On taking on the white power structure:
They run around and tell you: “Don’t start no fight with the honky pecker `cause you can’t win. He outnumber you. Hell! Don’t you know they always outnumber us? David was outnumbered when he fought Goliath. He was outnumbered. Hell! Daniel in the lion’s den was outnumbered. Moses was outnumbered. All of us is outnumbered. That don’t make no difference.
On looting that occurs during an uprising:
He run around and he talk about black people looting. Hell, he the biggest looter in the world. He looted us from Africa. He looted America from Indians. Man can you tell me about looting? You can’t steal from a thief. This is the biggest thief going.
On President Lyndon Johnson:
Now we’re gonna talk about Lyndon Johnson. Lyndon Johnson is the greatest outlaw going. He is a two-gun cracker. He killing black folks here and he killing them in Vietnam. That’s Lyndon Johnson, your President. That’s who he is.
And they talk about how bad Hitler was. At least before Hitler burned the Jews he killed them with gas. Lyndon Johnson is throwing napalm on human beings in Vietnam. Burning them to death. He burning babies. He burning hospitals.

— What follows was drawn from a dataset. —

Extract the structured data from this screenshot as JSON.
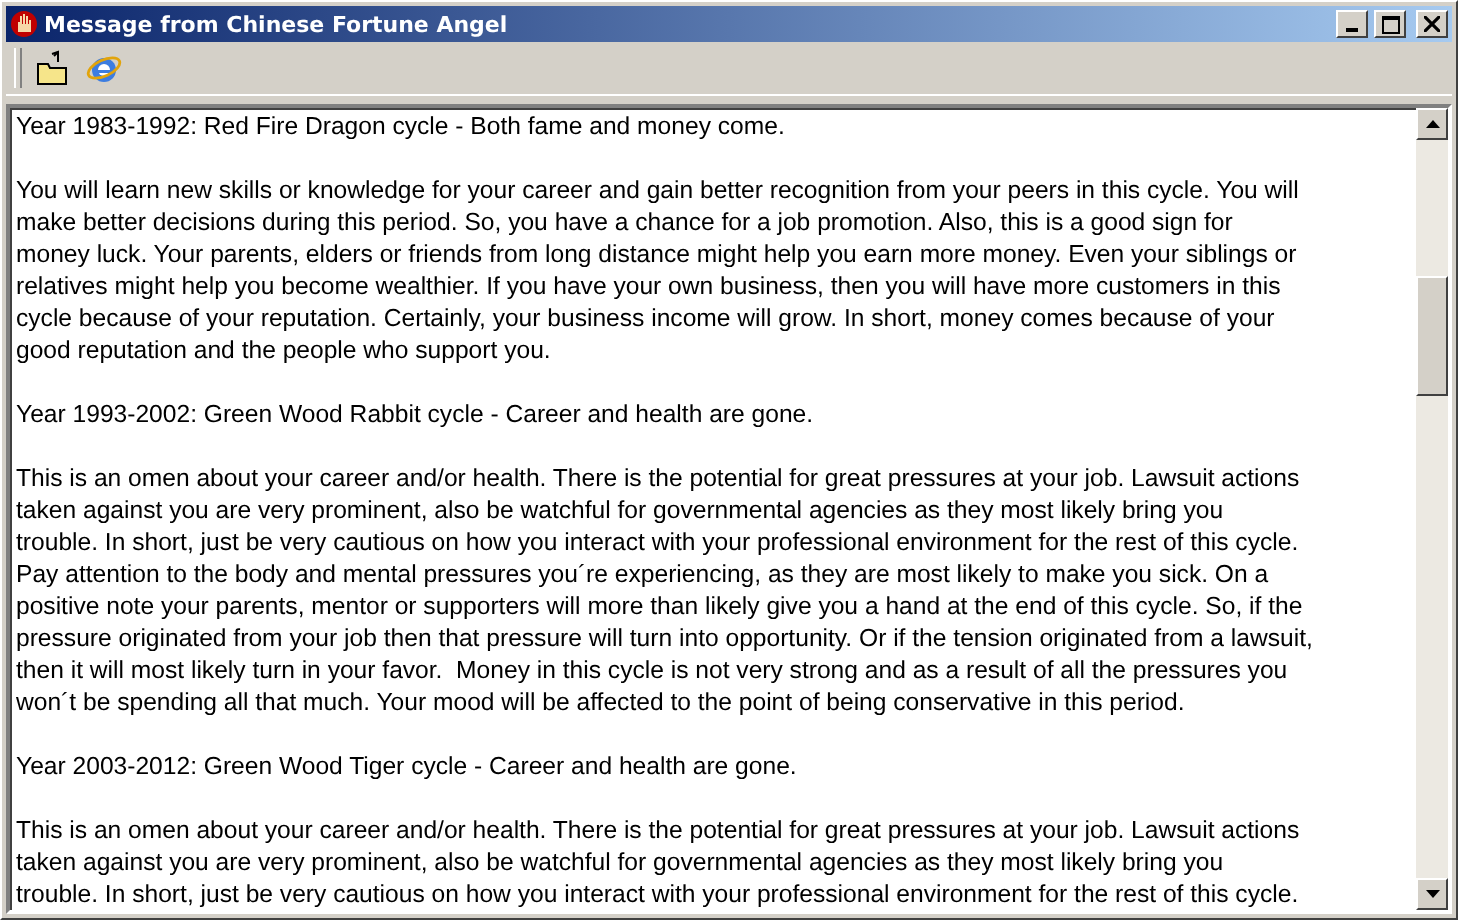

He can’t be nothing but an outlaw.
Any time a man sends a plane full of napalm over a village of children, over school houses and blow them up and burn children, believe me, brother, the only reason he do it is because the Viet Cong is black, too.

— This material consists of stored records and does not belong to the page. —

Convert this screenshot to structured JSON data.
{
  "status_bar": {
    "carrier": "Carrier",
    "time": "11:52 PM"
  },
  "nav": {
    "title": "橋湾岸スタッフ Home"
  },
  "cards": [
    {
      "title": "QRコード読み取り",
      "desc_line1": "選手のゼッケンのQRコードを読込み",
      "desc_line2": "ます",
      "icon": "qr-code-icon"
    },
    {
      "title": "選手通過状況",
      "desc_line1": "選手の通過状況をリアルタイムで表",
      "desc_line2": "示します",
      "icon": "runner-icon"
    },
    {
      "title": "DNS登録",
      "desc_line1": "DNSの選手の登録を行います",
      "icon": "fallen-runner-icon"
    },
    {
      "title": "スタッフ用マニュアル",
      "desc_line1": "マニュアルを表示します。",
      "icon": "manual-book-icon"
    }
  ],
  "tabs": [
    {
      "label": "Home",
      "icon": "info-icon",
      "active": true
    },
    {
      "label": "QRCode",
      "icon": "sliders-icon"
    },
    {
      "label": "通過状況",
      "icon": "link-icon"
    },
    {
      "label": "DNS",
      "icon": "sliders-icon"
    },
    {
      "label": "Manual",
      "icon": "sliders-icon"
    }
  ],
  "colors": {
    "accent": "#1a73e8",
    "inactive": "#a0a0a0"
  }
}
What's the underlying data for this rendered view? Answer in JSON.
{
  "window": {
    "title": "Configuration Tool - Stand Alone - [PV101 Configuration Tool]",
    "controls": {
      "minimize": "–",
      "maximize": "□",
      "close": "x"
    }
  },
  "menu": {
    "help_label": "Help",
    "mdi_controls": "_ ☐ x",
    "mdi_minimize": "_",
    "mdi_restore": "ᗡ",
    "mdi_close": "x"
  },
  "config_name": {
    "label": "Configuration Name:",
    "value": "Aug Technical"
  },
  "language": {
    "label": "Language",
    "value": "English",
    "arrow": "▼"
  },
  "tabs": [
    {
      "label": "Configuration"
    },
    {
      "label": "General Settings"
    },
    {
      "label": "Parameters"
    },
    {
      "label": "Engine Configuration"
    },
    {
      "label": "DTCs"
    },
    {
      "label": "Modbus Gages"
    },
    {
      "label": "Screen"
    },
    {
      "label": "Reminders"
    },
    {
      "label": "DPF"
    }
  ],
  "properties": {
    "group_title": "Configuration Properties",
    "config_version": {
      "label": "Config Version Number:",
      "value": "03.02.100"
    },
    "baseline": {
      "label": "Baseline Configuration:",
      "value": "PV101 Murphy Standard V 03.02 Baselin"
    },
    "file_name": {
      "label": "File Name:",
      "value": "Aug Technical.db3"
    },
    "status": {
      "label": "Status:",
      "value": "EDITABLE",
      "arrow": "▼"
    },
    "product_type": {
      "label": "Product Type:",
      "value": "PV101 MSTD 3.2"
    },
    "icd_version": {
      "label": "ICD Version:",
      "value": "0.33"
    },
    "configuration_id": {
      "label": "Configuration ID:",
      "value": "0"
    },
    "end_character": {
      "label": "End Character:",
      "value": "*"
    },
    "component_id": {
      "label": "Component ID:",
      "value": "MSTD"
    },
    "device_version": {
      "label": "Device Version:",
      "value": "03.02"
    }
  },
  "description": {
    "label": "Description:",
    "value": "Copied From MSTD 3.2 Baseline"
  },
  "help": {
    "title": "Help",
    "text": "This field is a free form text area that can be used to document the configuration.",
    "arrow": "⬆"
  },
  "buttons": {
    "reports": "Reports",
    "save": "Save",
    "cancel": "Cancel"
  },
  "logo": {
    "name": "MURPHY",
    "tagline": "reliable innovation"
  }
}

He’s [white man] been running around here letting them do everything they want. I mean, don’t be trying to love that honkey to death. Shoot him to death. Shoot him to death, brother. ‘Cause that’s what he’s out to do to you.
‘Do to him like he would do to you, but do it to him first.’ Like I said in the beginning, if this town don’t come ‘round, this town should be burned down. It should be burned down, brother.
They going to have to live in the same stuff I live in ’cause I ain’t going to make it no better for them. But do this brother — don’t burn up your own stuff. Don’t tear up your own stuff. Whenever you decide to fight the man, take it to his battleground.
One thing that man respects. It’s money. That’s his god. When you tear down his store, you hit his religion. You hit him right where it hurt him on Sunday. In his pocket. That’s his best friend. In his pocket. So, when you move to get him, don’t tear up your stuff, don’t tear up your brother’s store, hear?